Георгиевская Елена Николаевна родилась в 1980 году в Ярославской области. Училась на факультете философии СПбГУ, в 2006 г. окончила Литературный институт им. А. М. Горького. Прозаик, драматург. Автор книг «Вода и ветер» (М., 2009), «Хаим Мендл» (USA, 2011), «Книга 0» (USA, 2012), «Сталелитейные осы» (М., 2017) и др. Печаталась в журналах «Новый мир», «Воздух», «TextOnly», «Дети Ра», «Футурум Арт», «Волга», «Волга — XXI век», «Нева», «Урал», «Сибирские огни» и др. Лауреат премии журнала «Футурум Арт» (2006), «Вольный стрелок». Живет в Калининграде и Москве.
Елена Георгиевская
*
ВРЕМЯ И ЖИВОТНЫЕ
INKTOBER[1]
Бессмыслица
Искал имя, как смысл, и нашел стену, исчерченную непонятными знаками. Надо было просто смотреть на них, а не подмечать сходство с эламским языком или видеть за очередным недоиероглифом незавершенную или спрятанную букву родного языка. Тогда бы стена не казалась ему бесконечной. Впрочем, что в этом толку? Стена обрывается вон там, асемия бесконечна. Придумай себе десять имен, попроси учителя об одиннадцатом — все равно имени здесь у тебя не будет.
Орнамент
Они подносят к небу оружие. Много оружия — издали оно выглядит орнаментом. Вокруг пустого пространства.

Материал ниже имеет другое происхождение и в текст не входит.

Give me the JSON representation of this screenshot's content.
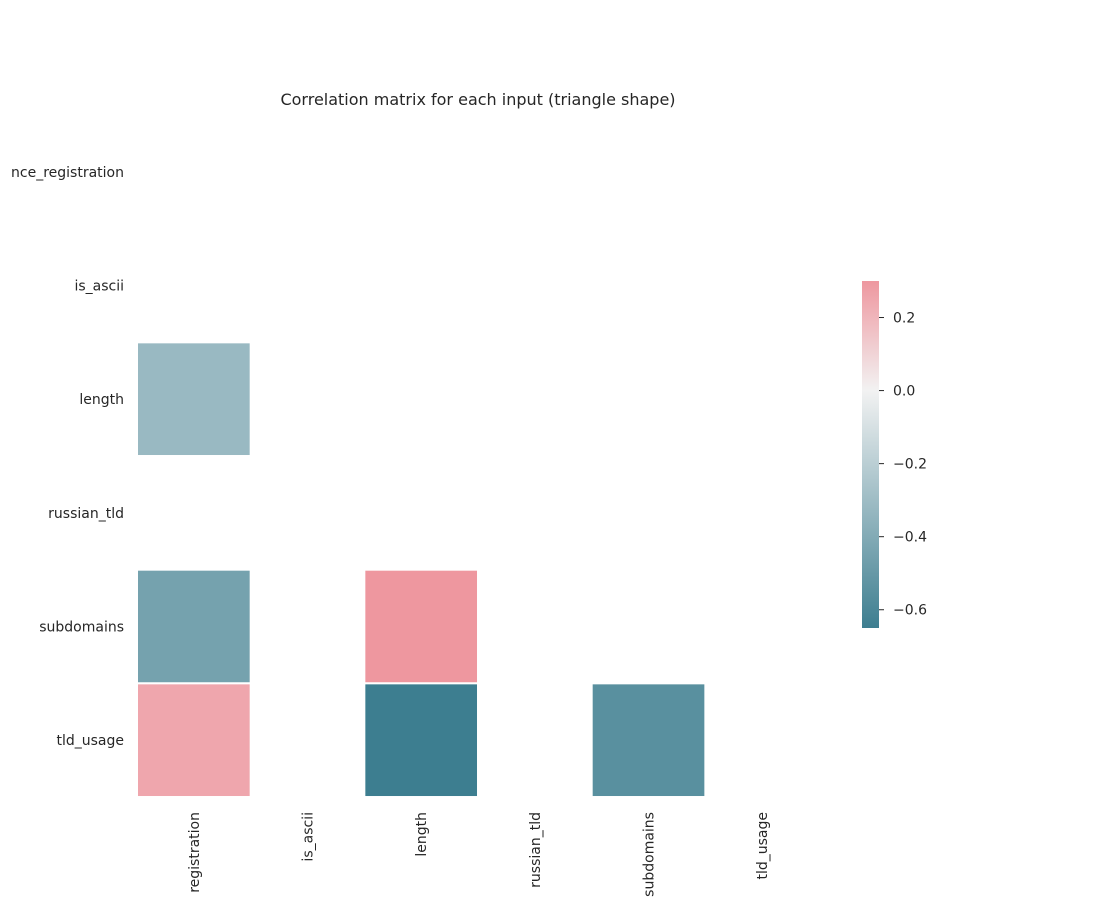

На куске земли, обрамленной оружием, растет трава, мелькают стебли цветов, чьи головки то ли оторваны, то ли осыпались, но все это покрыто пустотой, как матовым стеклом, чтобы ярче выделялся орнамент вокруг пустой картины. Видите, здесь ничего нет, значит, можно стрелять.
Сокровище
Что спрятано в уме этого мертвого? Что осталось от девяноста томов наставлений Мачиг Лабдрон?[2]

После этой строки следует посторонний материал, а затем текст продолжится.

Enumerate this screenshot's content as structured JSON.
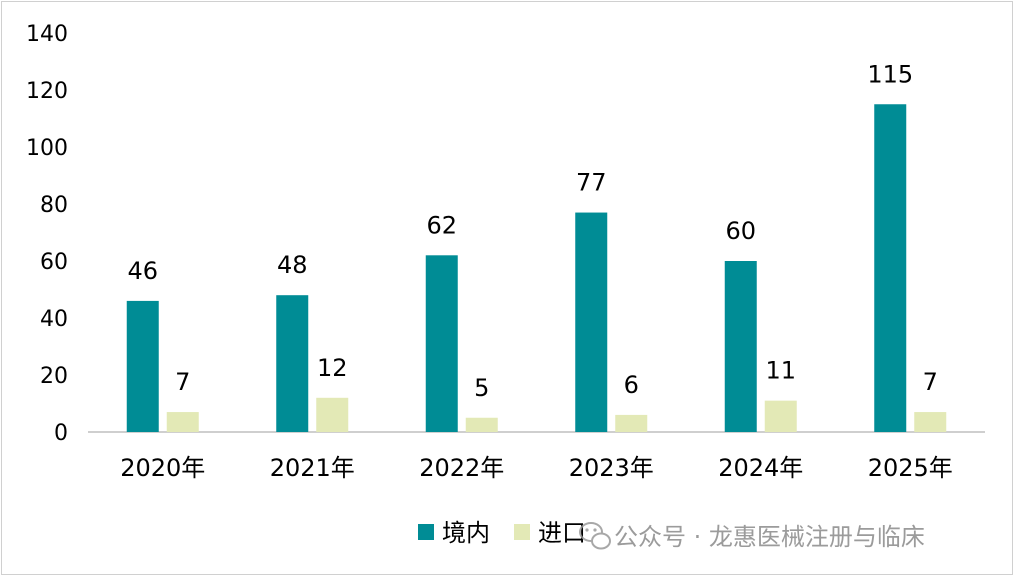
{
  "chart_data": {
    "type": "bar",
    "categories": [
      "2020年",
      "2021年",
      "2022年",
      "2023年",
      "2024年",
      "2025年"
    ],
    "series": [
      {
        "name": "境内",
        "values": [
          46,
          48,
          62,
          77,
          60,
          115
        ],
        "color": "#008C95"
      },
      {
        "name": "进口",
        "values": [
          7,
          12,
          5,
          6,
          11,
          7
        ],
        "color": "#E3E9B6"
      }
    ],
    "yticks": [
      "0",
      "20",
      "40",
      "60",
      "80",
      "100",
      "120",
      "140"
    ],
    "ylim": [
      0,
      140
    ],
    "grid": false,
    "legend": "bottom-right",
    "title": "",
    "xlabel": "",
    "ylabel": ""
  },
  "watermark": {
    "icon": "wechat-icon",
    "text": "公众号 · 龙惠医械注册与临床"
  }
}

На краю черного круга, будто дурная сказка для детей, лежит книга с черными страницами.
Кольцо
Ночью в чужом городе транспортное кольцо сужается вокруг тебя.
Ты не спал больше полутора суток и уже забыл, какого цвета грузовик, который привез тебя сюда. Но не поэтому транспортное кольцо сужается вокруг тебя.
Обратишься приличным человеком, купишь машину, звенящую тишину (она бывает то от каменной ваты, то от стимуляторов). Когда-нибудь тебе напомнят, что любое время — ночь, любой город — чужой, и транспортное кольцо сужается вокруг тебя. Заговоришь с ним, будто с живым, и это станет твоей главной ошибкой.
Отброс
Если сломается ветка, дерево не умрет. Если сломаются мои отношения с текстом, музыка выйдет наружу и уничтожит меня, как уничтожают мир.
А пока меня доедает текст, я не могу быть миром — уничтожать тут нечего. Петли разве что развязать.
Когда же ты, музыка, выйдешь наружу. Когда мой голос съедет от гормонов в малую октаву? Когда в голове вырастет комната — своя, но не совсем?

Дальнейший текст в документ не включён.